The causes of congenital intestinal atresia are explained by the theory of developmental anomaly due to failure of recanalization by Tandler et al. [10] and the theory of vascular insufficiency by Louw et al. [11]. In the present case, atresia was categorized as type I in Louw’s classification; there was no finding that suggests vascular insufficiency, including no abnormality in the mesentery; and the pathological diagnosis showed findings in which developmental anomaly was suspected, so failure of recanalization was considered to be the cause of the disease. But we cannot explain the cause of multiple atresias because of only failure of recanalization. As a cause of multiple atresias, vascular insufficiency due to gastroschisis and FIPA syndrome [12, 13] are common causes to be discriminated. The present case had no findings to suggest them. So, multiple atresias can be caused by various factors. Further case accumulation and analysis are required.

Combined malformation is shown to occur in 47–80% of patients with colonic atresia [5, 6], and atresia of the other gastrointestinal tracts, such as small intestinal atresia, gastroschisis, imperforate anus, intestinal malrotation, cardiac malformation, omphalocele, and Hirschsprung’s disease, have been reported [6]. The most common of the combined malformation is gastroschisis. Intestinal malrotation is less common as the combined malformation [14, 15].

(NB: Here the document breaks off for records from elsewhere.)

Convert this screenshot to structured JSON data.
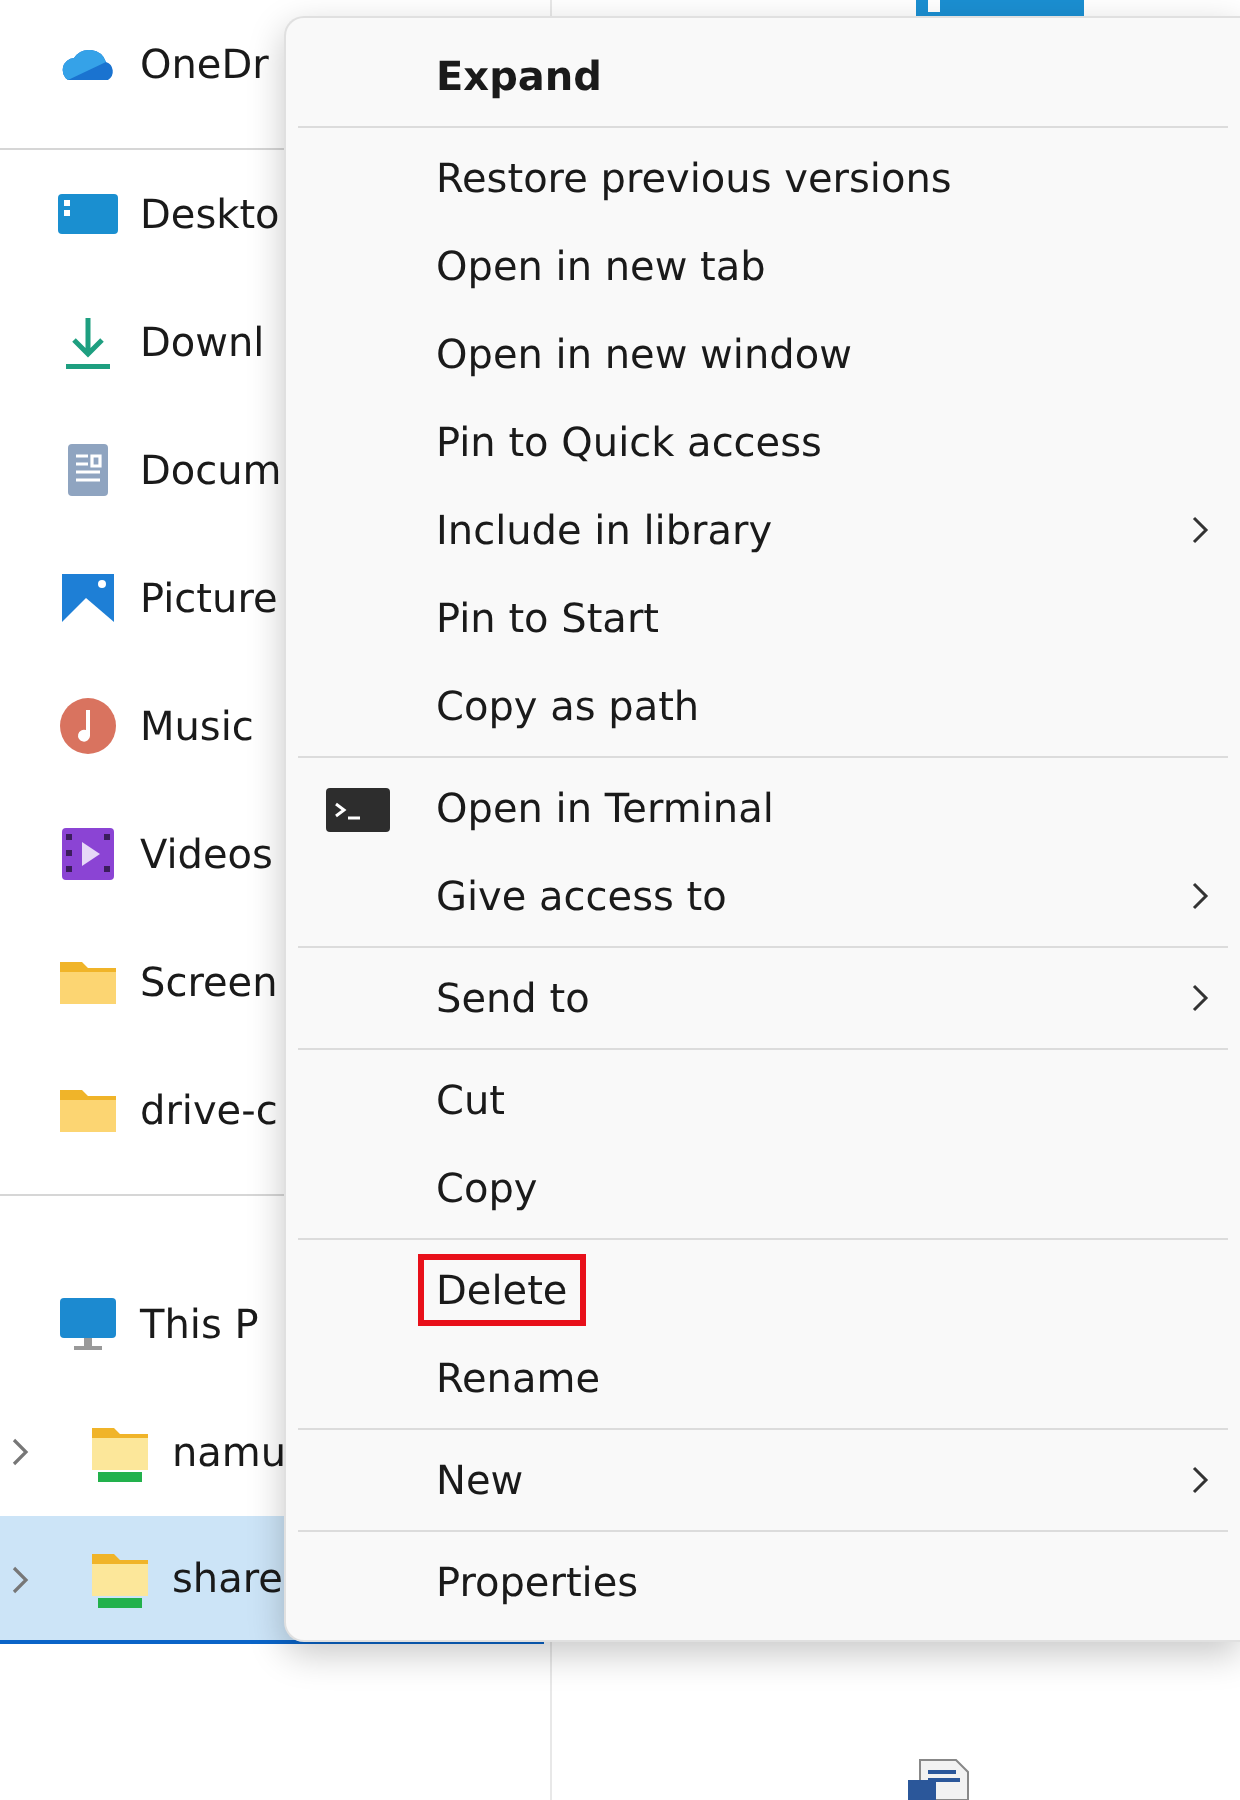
{
  "navigation_pane": {
    "groups": [
      {
        "items": [
          {
            "label": "OneDr",
            "kind": "onedrive",
            "selected": false,
            "expandable": false
          }
        ]
      },
      {
        "items": [
          {
            "label": "Deskto",
            "kind": "desktop",
            "selected": false,
            "expandable": false
          },
          {
            "label": "Downl",
            "kind": "downloads",
            "selected": false,
            "expandable": false
          },
          {
            "label": "Docum",
            "kind": "documents",
            "selected": false,
            "expandable": false
          },
          {
            "label": "Picture",
            "kind": "pictures",
            "selected": false,
            "expandable": false
          },
          {
            "label": "Music",
            "kind": "music",
            "selected": false,
            "expandable": false
          },
          {
            "label": "Videos",
            "kind": "videos",
            "selected": false,
            "expandable": false
          },
          {
            "label": "Screen",
            "kind": "folder",
            "selected": false,
            "expandable": false
          },
          {
            "label": "drive-c",
            "kind": "folder",
            "selected": false,
            "expandable": false
          }
        ]
      },
      {
        "items": [
          {
            "label": "This P",
            "kind": "pc",
            "selected": false,
            "expandable": false
          },
          {
            "label": "namu",
            "kind": "share",
            "selected": false,
            "expandable": true
          },
          {
            "label": "share",
            "kind": "share",
            "selected": true,
            "expandable": true
          }
        ]
      }
    ]
  },
  "context_menu": {
    "groups": [
      {
        "items": [
          {
            "label": "Expand",
            "default": true,
            "submenu": false,
            "highlighted": false
          }
        ]
      },
      {
        "items": [
          {
            "label": "Restore previous versions",
            "default": false,
            "submenu": false,
            "highlighted": false
          },
          {
            "label": "Open in new tab",
            "default": false,
            "submenu": false,
            "highlighted": false
          },
          {
            "label": "Open in new window",
            "default": false,
            "submenu": false,
            "highlighted": false
          },
          {
            "label": "Pin to Quick access",
            "default": false,
            "submenu": false,
            "highlighted": false
          },
          {
            "label": "Include in library",
            "default": false,
            "submenu": true,
            "highlighted": false
          },
          {
            "label": "Pin to Start",
            "default": false,
            "submenu": false,
            "highlighted": false
          },
          {
            "label": "Copy as path",
            "default": false,
            "submenu": false,
            "highlighted": false
          }
        ]
      },
      {
        "items": [
          {
            "label": "Open in Terminal",
            "kind": "terminal",
            "default": false,
            "submenu": false,
            "highlighted": false
          },
          {
            "label": "Give access to",
            "default": false,
            "submenu": true,
            "highlighted": false
          }
        ]
      },
      {
        "items": [
          {
            "label": "Send to",
            "default": false,
            "submenu": true,
            "highlighted": false
          }
        ]
      },
      {
        "items": [
          {
            "label": "Cut",
            "default": false,
            "submenu": false,
            "highlighted": false
          },
          {
            "label": "Copy",
            "default": false,
            "submenu": false,
            "highlighted": false
          }
        ]
      },
      {
        "items": [
          {
            "label": "Delete",
            "default": false,
            "submenu": false,
            "highlighted": true
          },
          {
            "label": "Rename",
            "default": false,
            "submenu": false,
            "highlighted": false
          }
        ]
      },
      {
        "items": [
          {
            "label": "New",
            "default": false,
            "submenu": true,
            "highlighted": false
          }
        ]
      },
      {
        "items": [
          {
            "label": "Properties",
            "default": false,
            "submenu": false,
            "highlighted": false
          }
        ]
      }
    ]
  }
}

Since in colonic atresia, due to the presence of the Bauhin’s valve, which is different from intestinal atresia in other regions, closed loop obstruction occurs, the onset of abdominal distention and vomiting is delayed, and symptoms commonly occur after 24 h of birth. Therefore, necrosis and perforation easily occur, and early diagnosis is necessary. A report showed that, in patients who underwent surgery over 72 h after birth, the mortality is significantly higher than those who had surgery within 72 h after birth, and the cause of death is perforation due to dilation of the occluded colon in the rostral portion [8]. For the atresia in the right colon, one-stage surgery, in which anastomosis is performed at the first surgery, and for the atresia in the left colon, multiple-stage surgery, in which anastomosis is performed after colostomy, have been recommended [16]. However, one-stage surgery is advantageous in that it requires fewer surgeries, but the risks of ileocecal resection, anastomotic leak, and sepsis are shown to be high [6]. Multiple-stage surgery allows safe decompression of an anastomotic site as well as a dilated intestinal tract, and this is advantageous in the conservation of the ileocecal valve. However, it is disadvantageous in that it requires more number of surgeries. Because our patient had a significant dilation of the intestinal tract at the first surgery, we could not confirm distal patency and make a definitive diagnosis and we judged that the risk of complication would be high in one-stage surgery, and performed emergency enterostomy. In a case of mild dilation of the intestinal tract, one-stage surgery can be performed. However, in a case of potential multiple atresias, as in our patient, and a case of colonic atresia, combined malformation is common, and we consider that by performing multiple-stage surgery, radical operation, after a preoperative sufficient examination of the intestinal tract, is safe.

Conclusions

It is important for neonates with intestinal atresia to evaluate and prepare for distal patency of the colon before radical anastomosis. In addition, anomalies associated with colon atresia should also be assessed. In a case of potential multiple atresias, we consider that by performing multiple-stage surgery, radical operation, after a preoperative sufficient examination of the intestinal tract, is safe.